I think it's also likely that only modest, if any, WDM is required on those
links, because the goal in most cases will only be to go far enough to get
down to a ground station (excepting some low latency transatlantic use
cases I have read might be in the offing), and because the satellite RF
uplink/downlink capacities shouldn't seriously challenge the bandwidth
available on the optical links.

At least in the current case of general purpose internet access with
dynamic IP addresses, I suspect the IP of a user-terminal is related to the
ground station serving it, and there is just a parade of satellite
intermediaries, but the terminal and ground station remain fixed, so the
routing can be more of a connection oriented type.

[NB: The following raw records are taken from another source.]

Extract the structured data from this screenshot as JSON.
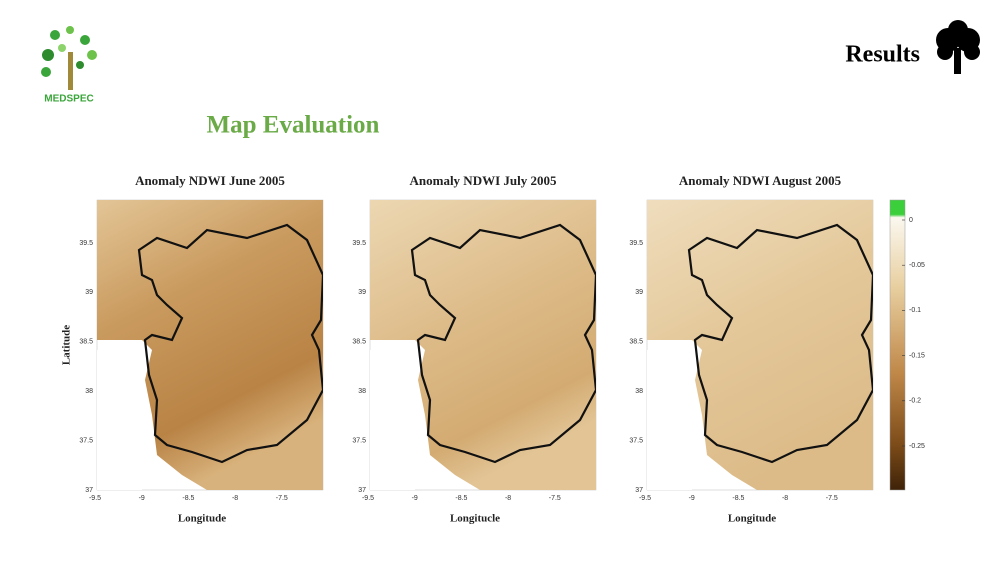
{
  "header": {
    "logo_text": "MEDSPEC",
    "section": "Results"
  },
  "title": "Map Evaluation",
  "axes": {
    "x_ticks": [
      "-9.5",
      "-9",
      "-8.5",
      "-8",
      "-7.5"
    ],
    "y_ticks": [
      "37",
      "37.5",
      "38",
      "38.5",
      "39",
      "39.5"
    ]
  },
  "panels": [
    {
      "title": "Anomaly NDWI June 2005",
      "x_label": "Longitude",
      "y_label": "Latitude"
    },
    {
      "title": "Anomaly NDWI July 2005",
      "x_label": "Longitucle"
    },
    {
      "title": "Anomaly NDWI August 2005",
      "x_label": "Longitude"
    }
  ],
  "colorbar": {
    "ticks": [
      "0",
      "-0.05",
      "-0.1",
      "-0.15",
      "-0.2",
      "-0.25"
    ]
  }
}
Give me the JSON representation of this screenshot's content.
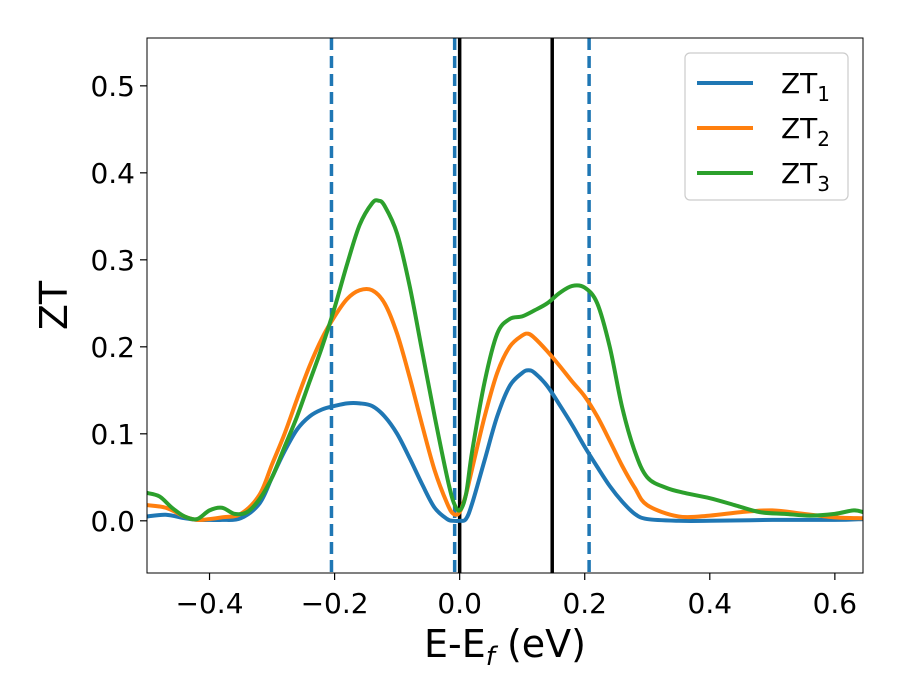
{
  "chart_data": {
    "type": "line",
    "title": "",
    "xlabel": "E-E",
    "xlabel_sub": "f",
    "xlabel_unit": " (eV)",
    "ylabel": "ZT",
    "xlim": [
      -0.5,
      0.645
    ],
    "ylim": [
      -0.06,
      0.555
    ],
    "xticks": [
      -0.4,
      -0.2,
      0.0,
      0.2,
      0.4,
      0.6
    ],
    "xtick_labels": [
      "−0.4",
      "−0.2",
      "0.0",
      "0.2",
      "0.4",
      "0.6"
    ],
    "yticks": [
      0.0,
      0.1,
      0.2,
      0.3,
      0.4,
      0.5
    ],
    "ytick_labels": [
      "0.0",
      "0.1",
      "0.2",
      "0.3",
      "0.4",
      "0.5"
    ],
    "grid": false,
    "legend_position": "top-right",
    "vlines_dashed": [
      -0.205,
      -0.008,
      0.207
    ],
    "vlines_solid": [
      0.0,
      0.148
    ],
    "vline_dashed_color": "#1f77b4",
    "vline_solid_color": "#000000",
    "series": [
      {
        "name": "ZT",
        "sub": "1",
        "color": "#1f77b4",
        "x": [
          -0.5,
          -0.47,
          -0.44,
          -0.42,
          -0.4,
          -0.38,
          -0.35,
          -0.32,
          -0.3,
          -0.28,
          -0.26,
          -0.24,
          -0.22,
          -0.2,
          -0.18,
          -0.16,
          -0.14,
          -0.12,
          -0.1,
          -0.08,
          -0.06,
          -0.04,
          -0.02,
          -0.01,
          0.0,
          0.01,
          0.02,
          0.04,
          0.06,
          0.08,
          0.1,
          0.11,
          0.12,
          0.14,
          0.16,
          0.18,
          0.2,
          0.22,
          0.24,
          0.26,
          0.28,
          0.3,
          0.35,
          0.4,
          0.5,
          0.6,
          0.645
        ],
        "y": [
          0.005,
          0.007,
          0.003,
          0.001,
          0.001,
          0.001,
          0.003,
          0.02,
          0.05,
          0.08,
          0.105,
          0.12,
          0.128,
          0.132,
          0.135,
          0.135,
          0.132,
          0.12,
          0.1,
          0.072,
          0.042,
          0.015,
          0.002,
          0.0,
          0.0,
          0.002,
          0.02,
          0.07,
          0.12,
          0.155,
          0.17,
          0.173,
          0.17,
          0.155,
          0.133,
          0.11,
          0.085,
          0.062,
          0.04,
          0.022,
          0.008,
          0.002,
          0.0,
          0.0,
          0.001,
          0.001,
          0.002
        ]
      },
      {
        "name": "ZT",
        "sub": "2",
        "color": "#ff7f0e",
        "x": [
          -0.5,
          -0.47,
          -0.44,
          -0.42,
          -0.4,
          -0.38,
          -0.35,
          -0.32,
          -0.3,
          -0.28,
          -0.26,
          -0.24,
          -0.22,
          -0.2,
          -0.18,
          -0.16,
          -0.14,
          -0.12,
          -0.1,
          -0.08,
          -0.06,
          -0.04,
          -0.02,
          -0.01,
          0.0,
          0.01,
          0.02,
          0.04,
          0.06,
          0.08,
          0.1,
          0.11,
          0.12,
          0.14,
          0.16,
          0.18,
          0.2,
          0.22,
          0.24,
          0.26,
          0.28,
          0.3,
          0.35,
          0.4,
          0.45,
          0.5,
          0.55,
          0.6,
          0.645
        ],
        "y": [
          0.018,
          0.015,
          0.005,
          0.001,
          0.002,
          0.004,
          0.008,
          0.03,
          0.065,
          0.1,
          0.14,
          0.178,
          0.21,
          0.235,
          0.255,
          0.265,
          0.265,
          0.25,
          0.215,
          0.165,
          0.11,
          0.058,
          0.02,
          0.008,
          0.01,
          0.03,
          0.06,
          0.12,
          0.17,
          0.2,
          0.213,
          0.215,
          0.21,
          0.195,
          0.178,
          0.16,
          0.143,
          0.12,
          0.092,
          0.063,
          0.038,
          0.018,
          0.005,
          0.006,
          0.01,
          0.012,
          0.008,
          0.004,
          0.003
        ]
      },
      {
        "name": "ZT",
        "sub": "3",
        "color": "#2ca02c",
        "x": [
          -0.5,
          -0.48,
          -0.46,
          -0.44,
          -0.42,
          -0.4,
          -0.38,
          -0.36,
          -0.34,
          -0.32,
          -0.3,
          -0.28,
          -0.26,
          -0.24,
          -0.22,
          -0.2,
          -0.18,
          -0.16,
          -0.14,
          -0.13,
          -0.12,
          -0.1,
          -0.08,
          -0.06,
          -0.04,
          -0.02,
          -0.01,
          0.0,
          0.01,
          0.02,
          0.04,
          0.06,
          0.08,
          0.1,
          0.12,
          0.14,
          0.16,
          0.18,
          0.2,
          0.22,
          0.24,
          0.26,
          0.28,
          0.3,
          0.33,
          0.36,
          0.4,
          0.44,
          0.48,
          0.52,
          0.56,
          0.6,
          0.63,
          0.645
        ],
        "y": [
          0.032,
          0.028,
          0.015,
          0.005,
          0.002,
          0.012,
          0.015,
          0.008,
          0.01,
          0.025,
          0.05,
          0.085,
          0.12,
          0.16,
          0.2,
          0.245,
          0.295,
          0.34,
          0.365,
          0.368,
          0.362,
          0.33,
          0.27,
          0.195,
          0.12,
          0.05,
          0.022,
          0.012,
          0.03,
          0.08,
          0.16,
          0.215,
          0.232,
          0.235,
          0.242,
          0.25,
          0.262,
          0.27,
          0.268,
          0.25,
          0.2,
          0.13,
          0.08,
          0.05,
          0.038,
          0.032,
          0.026,
          0.018,
          0.01,
          0.008,
          0.006,
          0.008,
          0.012,
          0.01
        ]
      }
    ]
  }
}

On Mon, Jan 23, 2023 at 1:10 PM Thomas Bellman <bellman at> wrote:

> On 2023-01-23 17:27, Tom Beecher wrote:
> > What I didn't think was adequately solved was what Starlink shows in
> > marketing snippets, that is birds in completely different orbital
> > inclinations (sometimes close to 90 degrees off) shooting messages to
> each
> > other. Last I had read the dopplar effects there were so much larger due
> to
> > relative speed deltas it just couldn't currently be done. If there is
> more
> > out there on that solution, be glad to read up on what info anyone may
> have
> > on that if they can share.
> Worst case would be if the satellites are moving directly towards or
> directly away from each other.  Each satellite will be moving at a
> speed of slighly under 8 km/s, and they will thus approach or depart
> from each other with a relative speed of somewhat less than 16 km/s.
> I get that for 1310 nm light, the doppler shift would be just under
> 0.07 nm, or 12.2 GHz:
>     l0 = 1310 nm
>     f0 = c / l0
>     f = f0 / sqrt((1 + 16 km/s / c) / (1 - 16 km/s / c))
>     l = c / f ≈ 1310.0699 nm
>     f0 - f ≈ 12.2 GHz
> In the ITU C band, I get the doppler shift to be about 10.5 GHz (at
> channel 72, 197200 GHz or 1520.25 nm).
> (Formula from
> first entry in the table under "Summary of major results".)
> These shifts are noticably less than typical grid widths used for
> DWDM (±50 GHz for the standard spacing), so it seems unlikely to me
> that the doppler shift would be a problem.